DeepSeek Shakes Up AI Landscape But US Still Dominated Venture Funding In January
Global venture funding totaled $26 billion in January, with healthcare and AI again emerging as the top sectors for startup investment, Crunchbase data shows.
And while the launch of China-based DeepSeek’s open source model R1 rattled the public markets in late January, last month’s venture funding numbers show the U.S.’ AI startups have continued to raise significant sums — at least for now.
AI startups including Anthropic, ElevenLabs and Hippocratic AI raised billions of dollars last month, and the U.S. startup market overall continued to dominate, receiving more than 60% of total global venture funding in January.
Venture funding has been highly volatile month to month in recent years, in part due to massive raises by U.S.-based AI companies.
In January, Anthropic raised another billion dollars in funding, led by Google, adding to the $13.7 billion it has already raised. Meanwhile, OpenAI is reportedly raising $40 billion at a $340 billion valuation, an unprecedented sum for a private venture-backed company.

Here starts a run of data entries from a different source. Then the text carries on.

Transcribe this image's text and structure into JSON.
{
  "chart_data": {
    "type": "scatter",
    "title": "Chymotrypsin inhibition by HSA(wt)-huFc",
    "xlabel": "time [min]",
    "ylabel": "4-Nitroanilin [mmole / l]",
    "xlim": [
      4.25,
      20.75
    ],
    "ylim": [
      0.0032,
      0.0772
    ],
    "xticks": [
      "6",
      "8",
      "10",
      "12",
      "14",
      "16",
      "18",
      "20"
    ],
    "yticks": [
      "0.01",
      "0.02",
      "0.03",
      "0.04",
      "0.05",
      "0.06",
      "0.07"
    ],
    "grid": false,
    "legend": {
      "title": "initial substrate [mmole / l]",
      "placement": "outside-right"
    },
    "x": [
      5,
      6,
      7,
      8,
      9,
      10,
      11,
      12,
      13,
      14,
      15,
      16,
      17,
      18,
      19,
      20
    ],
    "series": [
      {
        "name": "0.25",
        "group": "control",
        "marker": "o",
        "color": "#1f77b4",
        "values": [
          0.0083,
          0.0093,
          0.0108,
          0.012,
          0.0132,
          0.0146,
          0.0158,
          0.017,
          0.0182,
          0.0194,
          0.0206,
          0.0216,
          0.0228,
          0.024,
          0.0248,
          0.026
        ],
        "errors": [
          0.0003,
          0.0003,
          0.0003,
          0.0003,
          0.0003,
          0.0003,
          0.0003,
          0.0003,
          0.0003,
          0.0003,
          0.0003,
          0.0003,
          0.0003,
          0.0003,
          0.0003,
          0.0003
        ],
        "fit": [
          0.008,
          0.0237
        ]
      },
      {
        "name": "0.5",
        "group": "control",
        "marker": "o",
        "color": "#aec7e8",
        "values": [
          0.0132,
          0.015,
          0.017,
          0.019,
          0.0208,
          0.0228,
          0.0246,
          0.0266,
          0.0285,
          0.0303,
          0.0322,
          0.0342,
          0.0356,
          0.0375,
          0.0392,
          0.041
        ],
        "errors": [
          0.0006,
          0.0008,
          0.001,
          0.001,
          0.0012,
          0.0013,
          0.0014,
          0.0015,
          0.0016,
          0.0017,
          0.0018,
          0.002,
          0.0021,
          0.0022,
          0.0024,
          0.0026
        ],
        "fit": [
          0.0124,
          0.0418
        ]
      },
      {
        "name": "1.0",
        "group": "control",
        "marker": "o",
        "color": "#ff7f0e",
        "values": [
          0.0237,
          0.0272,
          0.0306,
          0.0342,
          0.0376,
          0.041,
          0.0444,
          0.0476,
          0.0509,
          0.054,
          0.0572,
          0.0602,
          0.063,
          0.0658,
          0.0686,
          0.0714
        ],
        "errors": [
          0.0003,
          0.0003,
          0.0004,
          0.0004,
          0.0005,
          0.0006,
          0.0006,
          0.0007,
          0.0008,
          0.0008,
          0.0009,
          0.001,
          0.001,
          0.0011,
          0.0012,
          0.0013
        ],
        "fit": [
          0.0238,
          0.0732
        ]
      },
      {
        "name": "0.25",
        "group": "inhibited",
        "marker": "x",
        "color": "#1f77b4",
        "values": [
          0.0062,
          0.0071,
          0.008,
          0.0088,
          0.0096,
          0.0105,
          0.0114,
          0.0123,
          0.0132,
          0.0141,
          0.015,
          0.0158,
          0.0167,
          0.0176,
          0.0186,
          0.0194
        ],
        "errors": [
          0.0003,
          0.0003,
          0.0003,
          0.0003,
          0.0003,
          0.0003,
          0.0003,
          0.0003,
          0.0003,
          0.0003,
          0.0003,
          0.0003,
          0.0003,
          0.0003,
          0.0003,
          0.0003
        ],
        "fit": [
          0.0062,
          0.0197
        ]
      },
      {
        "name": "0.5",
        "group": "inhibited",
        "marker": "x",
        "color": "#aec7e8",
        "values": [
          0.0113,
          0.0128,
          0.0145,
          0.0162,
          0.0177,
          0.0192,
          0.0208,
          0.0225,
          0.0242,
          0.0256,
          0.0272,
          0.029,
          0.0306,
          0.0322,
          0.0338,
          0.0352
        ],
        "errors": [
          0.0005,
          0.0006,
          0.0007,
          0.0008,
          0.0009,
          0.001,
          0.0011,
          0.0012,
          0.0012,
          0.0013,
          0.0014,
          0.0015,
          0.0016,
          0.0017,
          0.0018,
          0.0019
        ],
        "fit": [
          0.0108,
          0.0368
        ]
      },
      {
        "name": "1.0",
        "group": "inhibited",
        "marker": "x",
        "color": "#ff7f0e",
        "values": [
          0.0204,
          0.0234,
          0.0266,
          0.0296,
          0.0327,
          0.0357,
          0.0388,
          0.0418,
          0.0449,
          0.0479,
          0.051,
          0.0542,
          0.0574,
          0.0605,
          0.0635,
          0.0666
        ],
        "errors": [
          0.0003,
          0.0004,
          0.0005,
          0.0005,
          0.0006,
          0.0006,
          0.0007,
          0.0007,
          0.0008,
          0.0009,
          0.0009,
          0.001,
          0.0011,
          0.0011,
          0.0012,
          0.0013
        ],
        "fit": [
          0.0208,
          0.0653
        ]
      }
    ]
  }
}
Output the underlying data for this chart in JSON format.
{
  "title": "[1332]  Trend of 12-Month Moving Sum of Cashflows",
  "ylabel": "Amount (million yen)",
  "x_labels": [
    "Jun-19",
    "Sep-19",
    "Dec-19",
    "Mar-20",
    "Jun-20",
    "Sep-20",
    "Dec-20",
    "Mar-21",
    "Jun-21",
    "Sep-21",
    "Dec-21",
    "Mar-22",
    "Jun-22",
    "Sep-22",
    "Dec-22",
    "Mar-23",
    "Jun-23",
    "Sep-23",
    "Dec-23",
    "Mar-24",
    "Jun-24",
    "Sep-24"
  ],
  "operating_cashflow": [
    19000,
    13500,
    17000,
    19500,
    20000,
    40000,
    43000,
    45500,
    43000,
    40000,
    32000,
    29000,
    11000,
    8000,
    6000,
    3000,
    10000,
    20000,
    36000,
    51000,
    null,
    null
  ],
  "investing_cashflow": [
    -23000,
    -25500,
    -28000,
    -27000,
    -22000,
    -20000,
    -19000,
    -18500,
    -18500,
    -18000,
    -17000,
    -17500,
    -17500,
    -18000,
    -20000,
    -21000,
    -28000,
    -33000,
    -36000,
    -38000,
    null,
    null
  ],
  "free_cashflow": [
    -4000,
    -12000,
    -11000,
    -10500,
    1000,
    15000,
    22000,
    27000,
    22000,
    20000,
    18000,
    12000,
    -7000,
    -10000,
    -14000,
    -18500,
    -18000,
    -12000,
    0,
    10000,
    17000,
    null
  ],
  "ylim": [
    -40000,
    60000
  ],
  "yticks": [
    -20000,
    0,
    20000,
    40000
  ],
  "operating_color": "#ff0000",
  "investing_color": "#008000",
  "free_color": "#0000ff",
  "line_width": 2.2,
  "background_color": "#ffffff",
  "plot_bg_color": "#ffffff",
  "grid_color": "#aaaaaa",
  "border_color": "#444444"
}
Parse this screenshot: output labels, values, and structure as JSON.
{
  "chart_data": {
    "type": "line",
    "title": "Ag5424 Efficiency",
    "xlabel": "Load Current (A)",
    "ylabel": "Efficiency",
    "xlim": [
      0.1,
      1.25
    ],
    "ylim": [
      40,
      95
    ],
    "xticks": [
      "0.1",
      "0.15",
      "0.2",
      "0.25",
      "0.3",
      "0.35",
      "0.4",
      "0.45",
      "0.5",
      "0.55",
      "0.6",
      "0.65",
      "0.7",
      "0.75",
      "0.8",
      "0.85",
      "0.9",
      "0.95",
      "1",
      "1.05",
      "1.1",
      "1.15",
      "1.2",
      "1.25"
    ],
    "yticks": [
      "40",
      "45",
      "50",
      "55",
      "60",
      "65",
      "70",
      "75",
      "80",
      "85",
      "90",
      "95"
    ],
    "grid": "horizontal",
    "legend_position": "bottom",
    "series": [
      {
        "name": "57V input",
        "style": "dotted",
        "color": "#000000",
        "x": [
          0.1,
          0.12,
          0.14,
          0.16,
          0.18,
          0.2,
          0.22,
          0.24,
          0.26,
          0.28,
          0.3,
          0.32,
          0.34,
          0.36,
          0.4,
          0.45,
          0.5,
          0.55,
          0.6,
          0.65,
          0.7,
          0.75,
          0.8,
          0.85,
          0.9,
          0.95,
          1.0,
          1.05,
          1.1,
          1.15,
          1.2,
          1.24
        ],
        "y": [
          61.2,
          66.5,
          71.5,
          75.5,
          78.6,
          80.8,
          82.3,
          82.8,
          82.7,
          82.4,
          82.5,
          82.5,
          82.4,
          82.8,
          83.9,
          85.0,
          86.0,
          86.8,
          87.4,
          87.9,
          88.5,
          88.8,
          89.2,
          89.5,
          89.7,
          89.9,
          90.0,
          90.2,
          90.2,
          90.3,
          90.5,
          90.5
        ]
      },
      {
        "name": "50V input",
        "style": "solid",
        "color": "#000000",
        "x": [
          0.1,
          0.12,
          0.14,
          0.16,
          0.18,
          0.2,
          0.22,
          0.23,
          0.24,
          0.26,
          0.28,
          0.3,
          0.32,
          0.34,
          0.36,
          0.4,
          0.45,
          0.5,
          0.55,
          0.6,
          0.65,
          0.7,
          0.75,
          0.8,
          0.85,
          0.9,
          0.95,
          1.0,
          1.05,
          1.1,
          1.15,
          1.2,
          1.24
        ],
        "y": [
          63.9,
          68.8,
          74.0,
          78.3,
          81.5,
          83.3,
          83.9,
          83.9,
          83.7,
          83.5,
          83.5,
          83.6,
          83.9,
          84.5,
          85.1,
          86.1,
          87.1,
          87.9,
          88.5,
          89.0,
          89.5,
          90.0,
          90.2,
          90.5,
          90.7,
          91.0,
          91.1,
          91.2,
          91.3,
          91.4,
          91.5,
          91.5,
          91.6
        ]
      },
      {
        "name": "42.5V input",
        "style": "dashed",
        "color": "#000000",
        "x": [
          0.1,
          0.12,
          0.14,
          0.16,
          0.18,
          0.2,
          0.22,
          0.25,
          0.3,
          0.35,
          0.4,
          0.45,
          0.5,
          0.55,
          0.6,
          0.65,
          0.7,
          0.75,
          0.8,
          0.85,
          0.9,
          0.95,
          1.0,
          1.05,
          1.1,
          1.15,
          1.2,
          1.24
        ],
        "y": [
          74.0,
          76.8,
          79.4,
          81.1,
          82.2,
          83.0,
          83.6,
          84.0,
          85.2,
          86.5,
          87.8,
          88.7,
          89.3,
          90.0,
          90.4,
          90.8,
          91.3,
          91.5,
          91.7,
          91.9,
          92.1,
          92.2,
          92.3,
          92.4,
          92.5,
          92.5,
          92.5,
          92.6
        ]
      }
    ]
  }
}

Other model companies also raised hundreds of millions in funding in January. New York-based AI audio model developer ElevenLabs raised $180 million; London-based video generation model developer Synthesia raised $180 million; and Palo Alto, California-based Hippocratic AI, which makes AI for healthcare, raised $141 million.
However, the largest funding in January was not to an AI company, but a $3 billion round for augmented reality startup Infinite Reality, based in Connecticut.
Venture funding to AI labs in China, the second-largest market for AI models, paled compared to U.S. funding to the sector, based on an analysis of Crunchbase data. The DeepSeek development, however, shows that competition and innovation going forward could come from many different places — and not necessarily from the AI giants backed by Silicon Valley.
Healthcare led, AI followed
While AI grabbed the headlines, healthcare-related startups actually led venture investment totals in January, raising $9.4 billion. That represents 36% of the total venture capital raised during the month.
By comparison, AI-related companies garnered $5.7 billion, accounting for 22% of overall funding.
US led
The U.S. venture market’s dominance continued in January with the country receiving 60% of global funding.
The figure underscores an upward trend for the U.S. in which it’s progressively attracted a larger share of the global venture pie in recent years. Last year, the U.S. received 57% of overall global capital as Asia’s venture market slowed significantly and Europe flattened. Just a couple of years ago, the U.S. received just under half — 48% — of total venture spending.
Better models, cheaper energy
Venture capital funding alone can’t foot the bill for AI model development, chip innovation, data centers and energy output, although a lot of innovation will continue to be funded by VCs.
And venture capital funds the technology and healthcare companies that leverage the foundational AI models to build services for enterprises and consumers. As we saw when barriers to entry were lowered with cloud and mobile technology, a startup ecosystem benefits by becoming more competitive and innovative. We expect to see the same as new AI architecture brings costs down for the industry as a whole.
“DeepSeek R1 is a great model that is mostly the result of excellent engineering work. It helps level the playing field between open source and frontier models, which is great for application platform companies like us (and less great for expensive foundation model players),” said Douwe Kiela, founder of Mountain View, California-based Contextual AI, a company that supports enterprises with AI trained on their own data.
The U.S. currently has huge structural advantages — not to mention the bulk of venture funding. But as DeepSeek — which didn’t raise venture funding and reportedly rivals OpenAI’s capabilities but at lower costs — has shown, other regions can also foster groundbreaking advancements.
Those advancements and lower costs stand to benefit the tech ecosystem as a whole, particularly the application layer companies that are built on the expensive foundation model AI companies.
Cheaper and more effective models are good for startups and the investors that fund them. We are still early in this investment cycle, so expect more breakthroughs and large rounds as founders, researchers and big tech companies chase this opportunity.